The add/adc consumes one bit from the bitstream by shifting: r18 bit 7 is shifted into r19 bit 0. The subtraction at 10a subtract the number of total codewords in the codebook previous so that r19 is an index into the codebook. If it is less than the total number of codewords at the length, the complete codeword is decoded.

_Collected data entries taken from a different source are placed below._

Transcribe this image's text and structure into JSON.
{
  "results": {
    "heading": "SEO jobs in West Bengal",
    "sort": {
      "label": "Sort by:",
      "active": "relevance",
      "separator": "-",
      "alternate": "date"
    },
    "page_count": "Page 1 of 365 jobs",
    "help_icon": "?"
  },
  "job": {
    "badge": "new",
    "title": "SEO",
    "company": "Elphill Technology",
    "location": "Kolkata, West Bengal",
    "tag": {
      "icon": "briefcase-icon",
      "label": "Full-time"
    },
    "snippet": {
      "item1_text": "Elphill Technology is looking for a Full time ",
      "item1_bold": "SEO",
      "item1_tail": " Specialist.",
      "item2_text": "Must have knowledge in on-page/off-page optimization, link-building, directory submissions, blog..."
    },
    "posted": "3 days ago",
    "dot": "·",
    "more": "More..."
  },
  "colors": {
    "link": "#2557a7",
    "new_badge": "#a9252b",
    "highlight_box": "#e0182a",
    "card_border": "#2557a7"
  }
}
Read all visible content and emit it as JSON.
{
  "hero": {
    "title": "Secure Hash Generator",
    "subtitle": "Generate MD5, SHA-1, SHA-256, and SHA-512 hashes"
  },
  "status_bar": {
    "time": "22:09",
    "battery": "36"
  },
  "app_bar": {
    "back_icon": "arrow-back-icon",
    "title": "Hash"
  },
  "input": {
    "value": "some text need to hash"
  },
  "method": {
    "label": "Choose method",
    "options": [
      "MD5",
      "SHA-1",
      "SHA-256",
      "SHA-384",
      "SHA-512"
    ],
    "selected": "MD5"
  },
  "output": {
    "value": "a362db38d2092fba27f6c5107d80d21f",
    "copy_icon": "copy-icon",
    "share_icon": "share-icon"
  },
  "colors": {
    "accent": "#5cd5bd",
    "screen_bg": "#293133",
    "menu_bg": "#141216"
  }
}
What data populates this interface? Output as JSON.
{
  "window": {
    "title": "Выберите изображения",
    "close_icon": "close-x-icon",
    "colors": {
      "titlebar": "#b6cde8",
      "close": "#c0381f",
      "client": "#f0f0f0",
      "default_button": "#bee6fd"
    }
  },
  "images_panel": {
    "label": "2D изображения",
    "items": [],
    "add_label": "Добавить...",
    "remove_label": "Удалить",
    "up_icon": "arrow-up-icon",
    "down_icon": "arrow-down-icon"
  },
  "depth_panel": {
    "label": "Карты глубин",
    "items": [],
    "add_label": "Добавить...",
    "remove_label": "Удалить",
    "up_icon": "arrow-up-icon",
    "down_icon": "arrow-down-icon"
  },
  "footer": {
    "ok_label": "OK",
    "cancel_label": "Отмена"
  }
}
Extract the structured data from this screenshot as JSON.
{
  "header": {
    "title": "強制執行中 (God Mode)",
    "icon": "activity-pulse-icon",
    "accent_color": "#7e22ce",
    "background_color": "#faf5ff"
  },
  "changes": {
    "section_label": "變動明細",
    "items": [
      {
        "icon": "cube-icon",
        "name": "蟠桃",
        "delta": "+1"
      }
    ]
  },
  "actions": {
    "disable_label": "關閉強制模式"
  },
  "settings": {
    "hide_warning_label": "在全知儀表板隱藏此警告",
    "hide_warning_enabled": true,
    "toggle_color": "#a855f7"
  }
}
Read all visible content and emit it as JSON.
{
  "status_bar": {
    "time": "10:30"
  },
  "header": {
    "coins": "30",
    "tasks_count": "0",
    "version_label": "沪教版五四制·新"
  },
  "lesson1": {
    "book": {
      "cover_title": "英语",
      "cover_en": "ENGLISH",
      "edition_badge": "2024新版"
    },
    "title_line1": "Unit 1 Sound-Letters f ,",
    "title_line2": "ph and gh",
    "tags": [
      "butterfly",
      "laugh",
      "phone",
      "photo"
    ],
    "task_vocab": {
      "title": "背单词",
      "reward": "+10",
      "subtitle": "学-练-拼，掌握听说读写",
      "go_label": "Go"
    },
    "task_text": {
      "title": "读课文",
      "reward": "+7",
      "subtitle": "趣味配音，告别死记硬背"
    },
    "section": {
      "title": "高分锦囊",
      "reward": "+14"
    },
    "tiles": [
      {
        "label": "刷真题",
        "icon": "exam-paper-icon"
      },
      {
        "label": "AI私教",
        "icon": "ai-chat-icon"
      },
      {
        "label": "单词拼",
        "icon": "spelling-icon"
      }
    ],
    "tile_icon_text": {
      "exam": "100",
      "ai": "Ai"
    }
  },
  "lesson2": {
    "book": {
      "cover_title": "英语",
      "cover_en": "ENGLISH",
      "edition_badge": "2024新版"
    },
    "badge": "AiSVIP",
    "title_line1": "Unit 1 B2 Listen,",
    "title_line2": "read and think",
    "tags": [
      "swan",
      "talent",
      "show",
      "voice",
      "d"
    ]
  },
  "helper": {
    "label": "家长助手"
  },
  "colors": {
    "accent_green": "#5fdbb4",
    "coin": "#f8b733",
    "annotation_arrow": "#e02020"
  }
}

Otherwise the offset points at a longer codeword and more bits are needed.

The branch at 118 is a subroutine that gets more bits from the bitstream loading them into r18 and setting r20=0. That routine jumps to 11a when it's done.

##
Examples

Lengths = 0, 2, 0, 3 (not reversed)

Codebook:

00

01

1000

1001

1010

Say the input bits are 1001. After each loop:

r19 = 0 * 2 + 1 - 0 = 1 not less than 0

r19 = 1 * 2 + 0 - 0 = 2 not less than 2

r19 = 2 * 2 + 0 - 2 = 2 not less than 2

r19 = 2 * 2 + 1 - 2 = 3 is less than 5

The loop terminates and r19 = 3 is the number of codewords in the codebook before 1001. This is the offset into the table of values indexed by codeword position in the codebook.

Same but for input 01:

r19 = 0 * 2 + 0 - 0 = 0 not less than 0

r19 = 0 * 2 + 1 - 0 = 1 is less than 1

After the loop exits r19 = 1 is the number of codewords in the codebook before 01.